Despite the utility of molecular coancestry for conservation worth and evolutionary studies, no computer routines are available to facilitate the use of molecular coancestry information. MolKin (version 2.0) is a population genetics computer program that conducts several genetic analyses on multilocus information in a user-friendly environment. The program will help researchers or those responsible for population management to assess genetic variability and population structure at reduced costs with respect to dataset preparation. A previous version of MolKin (version 1.0) was available on request for research purposes (Álvarez et al. 2005). Following Bennewitz and Meuwissen (2005), who have recently suggested that bootstrapping could significantly improve kinship estimates, the main change included in the present version of MolKin (version 2.0) is the inclusion of a bootstrapping procedure to compute, when needed, molecular coancestry coefficients and most genetic distances calculated by MolKin with the corresponding standard errors. Following Felsenstein (1985), the bootstrapping procedure implemented in MolKin (version 2.0) involves creating new datasets by randomly sampling individuals with replacement, so that the resulting datasets have the same size as the original, but some genotypes have been left out and others are duplicated. The random variation of the results from analyzing these bootstrapped datasets can be shown statistically to be typical of the variation that you would get from collecting new datasets.

Although written primarily as a program for research purposes, the new version of MolKin (version 2.0) improves the user's environment and offers a number of features that may be of interest to teachers and students for developing an in-depth understanding of concepts related to population genetic analysis.

Program Functions

The primary functions carried out by MolKin are the computation of between-individual (and population) molecular coancestry coefficients (f_ij) (Caballero and Toro 2002) and the kinship distance (D_k) at individual and population levels.
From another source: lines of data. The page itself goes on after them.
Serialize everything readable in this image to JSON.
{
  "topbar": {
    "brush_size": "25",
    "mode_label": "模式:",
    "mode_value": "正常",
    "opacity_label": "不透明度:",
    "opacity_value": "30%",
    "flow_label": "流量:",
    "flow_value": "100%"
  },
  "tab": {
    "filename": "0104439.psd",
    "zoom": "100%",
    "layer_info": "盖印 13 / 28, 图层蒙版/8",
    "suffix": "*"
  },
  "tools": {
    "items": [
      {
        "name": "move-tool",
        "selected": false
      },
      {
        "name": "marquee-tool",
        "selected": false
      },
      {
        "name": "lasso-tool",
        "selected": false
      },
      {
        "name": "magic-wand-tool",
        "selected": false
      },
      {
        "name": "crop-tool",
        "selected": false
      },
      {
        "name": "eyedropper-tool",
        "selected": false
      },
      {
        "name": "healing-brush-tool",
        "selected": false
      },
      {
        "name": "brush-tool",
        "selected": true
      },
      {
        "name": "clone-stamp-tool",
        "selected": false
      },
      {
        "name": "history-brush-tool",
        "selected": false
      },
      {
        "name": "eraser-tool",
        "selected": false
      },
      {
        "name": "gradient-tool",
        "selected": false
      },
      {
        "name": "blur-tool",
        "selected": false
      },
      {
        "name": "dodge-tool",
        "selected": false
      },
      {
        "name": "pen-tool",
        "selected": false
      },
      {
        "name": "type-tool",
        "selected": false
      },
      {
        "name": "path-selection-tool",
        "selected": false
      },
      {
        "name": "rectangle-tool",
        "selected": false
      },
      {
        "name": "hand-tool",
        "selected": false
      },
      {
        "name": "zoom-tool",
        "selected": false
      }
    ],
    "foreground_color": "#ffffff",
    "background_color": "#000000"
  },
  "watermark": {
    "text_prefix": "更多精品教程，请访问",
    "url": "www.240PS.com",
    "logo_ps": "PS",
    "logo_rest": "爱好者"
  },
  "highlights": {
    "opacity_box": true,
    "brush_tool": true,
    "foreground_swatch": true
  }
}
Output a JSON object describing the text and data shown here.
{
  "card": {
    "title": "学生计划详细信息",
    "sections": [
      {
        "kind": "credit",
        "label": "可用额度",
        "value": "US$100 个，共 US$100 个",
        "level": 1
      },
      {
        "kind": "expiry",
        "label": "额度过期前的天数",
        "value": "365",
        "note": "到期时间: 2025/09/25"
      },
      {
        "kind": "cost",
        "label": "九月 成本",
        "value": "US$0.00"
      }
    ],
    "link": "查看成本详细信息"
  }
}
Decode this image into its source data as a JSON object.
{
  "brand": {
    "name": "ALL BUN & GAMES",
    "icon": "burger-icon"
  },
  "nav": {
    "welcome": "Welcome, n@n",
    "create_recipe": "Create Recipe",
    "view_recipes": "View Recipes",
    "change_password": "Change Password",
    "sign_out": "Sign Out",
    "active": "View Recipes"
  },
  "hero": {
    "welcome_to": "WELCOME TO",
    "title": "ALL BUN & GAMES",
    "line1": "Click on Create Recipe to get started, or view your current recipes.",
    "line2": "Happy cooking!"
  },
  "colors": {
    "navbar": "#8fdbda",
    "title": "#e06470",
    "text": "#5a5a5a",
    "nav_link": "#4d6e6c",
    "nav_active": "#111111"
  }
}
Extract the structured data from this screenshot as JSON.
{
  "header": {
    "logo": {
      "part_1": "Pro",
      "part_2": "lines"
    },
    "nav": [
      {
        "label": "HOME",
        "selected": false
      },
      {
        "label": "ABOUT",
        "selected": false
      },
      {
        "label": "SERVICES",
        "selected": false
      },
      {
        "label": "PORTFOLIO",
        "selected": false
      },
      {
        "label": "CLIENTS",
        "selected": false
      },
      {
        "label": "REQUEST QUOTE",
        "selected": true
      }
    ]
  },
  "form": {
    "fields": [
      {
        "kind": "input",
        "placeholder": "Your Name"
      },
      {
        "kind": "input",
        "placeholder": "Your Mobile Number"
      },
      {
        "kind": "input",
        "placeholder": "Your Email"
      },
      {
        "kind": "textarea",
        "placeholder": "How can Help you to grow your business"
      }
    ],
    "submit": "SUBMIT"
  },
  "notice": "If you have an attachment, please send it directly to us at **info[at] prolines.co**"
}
Using MolKin, the user can also compute a set of among-population genetic distances and F-statistics (Wright 1978) from multilocus information. The molecular coancestry between two individuals, i and j, is the probability that two randomly sampled alleles from the same locus in two individuals are identical by state (Caballero and Toro 2002). This can be computed at a given locus using the following scoring rules (Caballero and Toro 2002; Eding and Meuwissen 2001):

\[f_{ij,l}{=}{\frac{1}{4}}[I_{11}{+}I_{12}{+}I_{21}{+}I_{22}],\]

where I_xy is 1 when allele X on locus l in individual i and allele y on the same locus in individual j are identical, and zero otherwise. Notice that this value can only have four values: 0, ¼, ½, and 1. The molecular coancestry between two individuals i and j (f_ij) can be obtained by simply averaging over L analyzed loci,

\(f_{ij}{=}({\sum}_{l{=}1}^{L}f_{ij,l})/L.\)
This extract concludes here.